Ukraine Bond Deal at Risk Again as Rebel Investors Demand Change

Maidan Square in Kiev, Ukraine

(Bloomberg – – Natasha Doff, Marton Eder – September 17, 2015)

A group of investors in Ukraine’s shortest-dated bonds stepped up pressure on Franklin Templeton to adjust the terms of an $18 billion restructuring agreement they argue is biased against them, saying they have the power to block the deal.

Holders of the $500 million Eurobond due on Sept. 23 have a so-called blocking stake in the security, Shearman & Sterling LLP, the law firm representing them, said in an e-mailed statement on Thursday. That means they own the 25 percent needed to potentially thwart a vote on the agreement finalized last month with a committee of some of Ukraine’s biggest bondholders.

Holdouts may threaten a ratification process that’s behind schedule due to delayed sign-off on the deal by the eastern European nation’s parliament. The war-ravaged country needs to restructure its external debt to qualify for a $17.5 billion International Monetary Fund loan, which is already at risk because of Russia’s insistence on being repaid in full for a bond due in December.

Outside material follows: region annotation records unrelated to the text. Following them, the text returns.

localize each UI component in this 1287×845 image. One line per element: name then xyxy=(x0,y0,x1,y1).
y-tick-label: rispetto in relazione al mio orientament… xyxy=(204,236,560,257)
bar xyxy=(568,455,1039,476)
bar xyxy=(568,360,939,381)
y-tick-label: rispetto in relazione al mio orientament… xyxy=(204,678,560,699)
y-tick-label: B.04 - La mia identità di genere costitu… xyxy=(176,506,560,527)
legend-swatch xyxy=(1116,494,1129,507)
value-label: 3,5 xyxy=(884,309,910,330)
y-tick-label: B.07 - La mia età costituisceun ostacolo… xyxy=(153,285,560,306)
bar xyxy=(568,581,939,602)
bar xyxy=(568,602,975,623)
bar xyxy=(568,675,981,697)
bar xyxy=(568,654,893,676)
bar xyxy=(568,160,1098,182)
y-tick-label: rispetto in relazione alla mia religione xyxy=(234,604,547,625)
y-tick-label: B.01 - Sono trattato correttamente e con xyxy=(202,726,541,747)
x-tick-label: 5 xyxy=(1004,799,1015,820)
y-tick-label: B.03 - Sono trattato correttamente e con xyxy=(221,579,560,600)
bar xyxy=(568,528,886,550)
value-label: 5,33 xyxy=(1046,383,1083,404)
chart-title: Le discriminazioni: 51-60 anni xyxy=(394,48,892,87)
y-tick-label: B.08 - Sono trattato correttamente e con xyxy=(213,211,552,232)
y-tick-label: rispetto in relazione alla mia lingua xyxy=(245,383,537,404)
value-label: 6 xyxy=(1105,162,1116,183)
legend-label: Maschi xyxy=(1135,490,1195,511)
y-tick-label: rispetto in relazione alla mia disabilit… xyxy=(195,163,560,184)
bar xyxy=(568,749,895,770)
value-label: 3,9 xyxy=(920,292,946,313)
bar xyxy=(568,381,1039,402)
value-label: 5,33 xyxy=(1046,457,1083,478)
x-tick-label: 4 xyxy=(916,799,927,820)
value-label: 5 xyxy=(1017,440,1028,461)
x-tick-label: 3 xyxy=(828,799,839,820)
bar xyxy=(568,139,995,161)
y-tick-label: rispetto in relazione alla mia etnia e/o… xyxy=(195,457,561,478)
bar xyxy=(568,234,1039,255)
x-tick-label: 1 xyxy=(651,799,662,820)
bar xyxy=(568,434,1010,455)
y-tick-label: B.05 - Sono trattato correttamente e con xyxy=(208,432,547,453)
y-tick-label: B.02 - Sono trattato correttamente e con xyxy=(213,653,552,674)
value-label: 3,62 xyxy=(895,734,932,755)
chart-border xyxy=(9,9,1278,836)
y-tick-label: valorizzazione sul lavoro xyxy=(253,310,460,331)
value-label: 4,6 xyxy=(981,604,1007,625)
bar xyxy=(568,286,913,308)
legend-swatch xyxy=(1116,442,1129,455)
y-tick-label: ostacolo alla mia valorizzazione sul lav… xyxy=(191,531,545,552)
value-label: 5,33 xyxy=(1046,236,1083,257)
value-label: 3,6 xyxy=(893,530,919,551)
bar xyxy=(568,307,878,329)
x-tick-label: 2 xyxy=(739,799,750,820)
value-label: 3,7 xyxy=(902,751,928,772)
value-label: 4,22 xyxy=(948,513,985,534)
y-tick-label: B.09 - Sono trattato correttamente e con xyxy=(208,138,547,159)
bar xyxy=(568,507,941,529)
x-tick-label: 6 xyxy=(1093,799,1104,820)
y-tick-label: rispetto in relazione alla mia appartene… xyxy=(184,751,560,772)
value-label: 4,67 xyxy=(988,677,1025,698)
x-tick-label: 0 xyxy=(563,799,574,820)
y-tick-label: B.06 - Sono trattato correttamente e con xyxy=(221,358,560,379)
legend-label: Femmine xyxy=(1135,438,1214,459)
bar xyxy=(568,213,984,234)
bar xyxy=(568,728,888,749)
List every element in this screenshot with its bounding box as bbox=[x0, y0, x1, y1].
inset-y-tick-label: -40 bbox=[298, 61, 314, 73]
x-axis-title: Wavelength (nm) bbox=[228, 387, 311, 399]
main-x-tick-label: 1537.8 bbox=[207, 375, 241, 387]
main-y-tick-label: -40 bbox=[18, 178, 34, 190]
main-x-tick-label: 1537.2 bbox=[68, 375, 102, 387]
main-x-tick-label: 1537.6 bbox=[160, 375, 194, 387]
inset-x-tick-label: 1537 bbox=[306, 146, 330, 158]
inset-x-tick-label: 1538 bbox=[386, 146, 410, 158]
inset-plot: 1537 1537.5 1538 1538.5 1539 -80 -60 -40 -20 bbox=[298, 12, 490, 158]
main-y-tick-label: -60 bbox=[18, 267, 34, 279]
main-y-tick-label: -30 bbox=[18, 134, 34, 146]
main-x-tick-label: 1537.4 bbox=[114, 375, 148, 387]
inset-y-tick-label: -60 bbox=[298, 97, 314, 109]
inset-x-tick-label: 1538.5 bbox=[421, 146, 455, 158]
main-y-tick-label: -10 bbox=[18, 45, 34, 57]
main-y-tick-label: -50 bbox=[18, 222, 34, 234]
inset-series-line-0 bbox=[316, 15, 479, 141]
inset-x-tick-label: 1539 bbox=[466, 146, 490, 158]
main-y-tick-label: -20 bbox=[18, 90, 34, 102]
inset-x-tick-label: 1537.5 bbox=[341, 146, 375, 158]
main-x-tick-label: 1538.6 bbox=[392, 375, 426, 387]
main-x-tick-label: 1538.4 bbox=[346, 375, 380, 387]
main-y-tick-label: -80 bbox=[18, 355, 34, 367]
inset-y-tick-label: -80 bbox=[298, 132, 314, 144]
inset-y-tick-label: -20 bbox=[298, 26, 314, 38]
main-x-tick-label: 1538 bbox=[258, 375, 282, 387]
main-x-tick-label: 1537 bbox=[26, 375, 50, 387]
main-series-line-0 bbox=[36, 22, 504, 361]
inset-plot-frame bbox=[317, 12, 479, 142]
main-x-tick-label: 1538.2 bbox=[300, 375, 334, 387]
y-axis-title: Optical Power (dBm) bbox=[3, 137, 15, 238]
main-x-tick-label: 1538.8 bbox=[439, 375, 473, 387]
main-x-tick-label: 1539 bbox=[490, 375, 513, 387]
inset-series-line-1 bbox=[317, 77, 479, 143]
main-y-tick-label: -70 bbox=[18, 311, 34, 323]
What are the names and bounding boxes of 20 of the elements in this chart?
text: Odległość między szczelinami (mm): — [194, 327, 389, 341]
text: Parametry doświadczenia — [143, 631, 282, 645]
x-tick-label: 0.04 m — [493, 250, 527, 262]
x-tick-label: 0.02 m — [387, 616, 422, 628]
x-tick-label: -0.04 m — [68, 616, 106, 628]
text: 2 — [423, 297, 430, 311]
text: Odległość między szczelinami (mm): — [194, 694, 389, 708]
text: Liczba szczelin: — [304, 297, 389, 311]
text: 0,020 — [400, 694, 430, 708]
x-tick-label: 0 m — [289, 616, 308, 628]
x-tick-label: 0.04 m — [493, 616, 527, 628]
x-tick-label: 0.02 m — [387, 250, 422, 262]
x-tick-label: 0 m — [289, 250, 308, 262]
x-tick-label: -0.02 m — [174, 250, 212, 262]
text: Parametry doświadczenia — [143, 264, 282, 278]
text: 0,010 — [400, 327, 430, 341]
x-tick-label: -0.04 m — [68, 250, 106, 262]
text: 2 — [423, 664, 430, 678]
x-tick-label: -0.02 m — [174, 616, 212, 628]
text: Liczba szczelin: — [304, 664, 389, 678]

“The question is how hard they are willing to negotiate, and are they willing to bring the entire deal down for the sake of a fairer deal,” Tim Ash, the head of Europe, Middle East and Africa emerging-markets credit strategy at Nomura Holdings Inc. in London, said Thursday in e-mailed comments. “There is still a lot of work to be undertaken to put this particular deal to bed.”

Holdout Risk

The accord includes a 20 percent writedown to the face value of the bonds, higher average interest payments and warrants tied to economic growth. Ukraine would issue nine new bonds of equal size maturing annually from 2019 to 2027, giving all holders a share of each security. The bond due next week climbed 0.68 cent to 78.23 cents on the dollar on Friday, near the highest level this year.

The dissenting investors argue the distribution isn’t fair to the owners of notes due this month and Oct. 13 since their investments are delayed for more years than everyone else. A spokesman for the main four-member creditor committee, led by Franklin Templeton, declined to comment when contacted by Bloomberg on Thursday.

This latest threat comes after Ukraine’s parliament passed the accord on Thursday, dispelling concern that a revolt by lawmakers would scupper the deal and jeopardize the flow of bailout funds. Russia’s Finance Ministry stepped up pressure on Ukraine shortly after the vote passed, issuing a statement on its website saying it was in Kiev’s interest to settle the $3 billion bond it owes “immediately, since defaulting on these obligations would cost it much more” in legal costs and late-payment penalties.

Finance Minister Natalie Jaresko said Sept. 11 that the group of potential holdouts were in discussions with the main creditor committee. She said she didn’t expect they would “have any influence” on the deal’s implementation.

Changing Allocations

“To the contrary, the Franklin group has not responded to our clients’ request to engage,” Shearman & Sterling said in the statement, without naming the members it’s representing. “Our clients believe that the only thing standing in the way of this sensible resolution is the refusal of the Franklin group to engage with them.”

While the dissenters aren’t opposed to overall terms, they want allocation of the new notes to give them bigger portions of the earlier securities to even out the average maturity extension to approximately four years, Shearman & Sterling said last week.

Ukraine aims to start the voting process on Monday, six days later than targeted. Bondholders must be given at least 21 days notice before a vote can be called, and 75 percent of the investors need to vote in favor at a meeting in which two thirds of the creditors are represented. The Franklin Templeton group also has a blocking stake in the Sept. 23 note, a source with knowledge of the holdings said in July.

The heads of terms agreement, a legal document accompanying the restructuring deal, does specify that Ukraine and the creditor group can adjust allocations to shorter-dated notes in order to push through approvals.

The strategy of the dissenting group is “designed to increase pressure on the ad-hoc committee to come to the table,” Michael Roche, an emerging-market strategist at Seaport Global Holdings LLC in New York, said by phone. “It’s not over yet. There are some deadlines that are coming up that should help get a conclusion: either the acquiescence by the dissenting group to the status quo or a negotiated solution between the two.”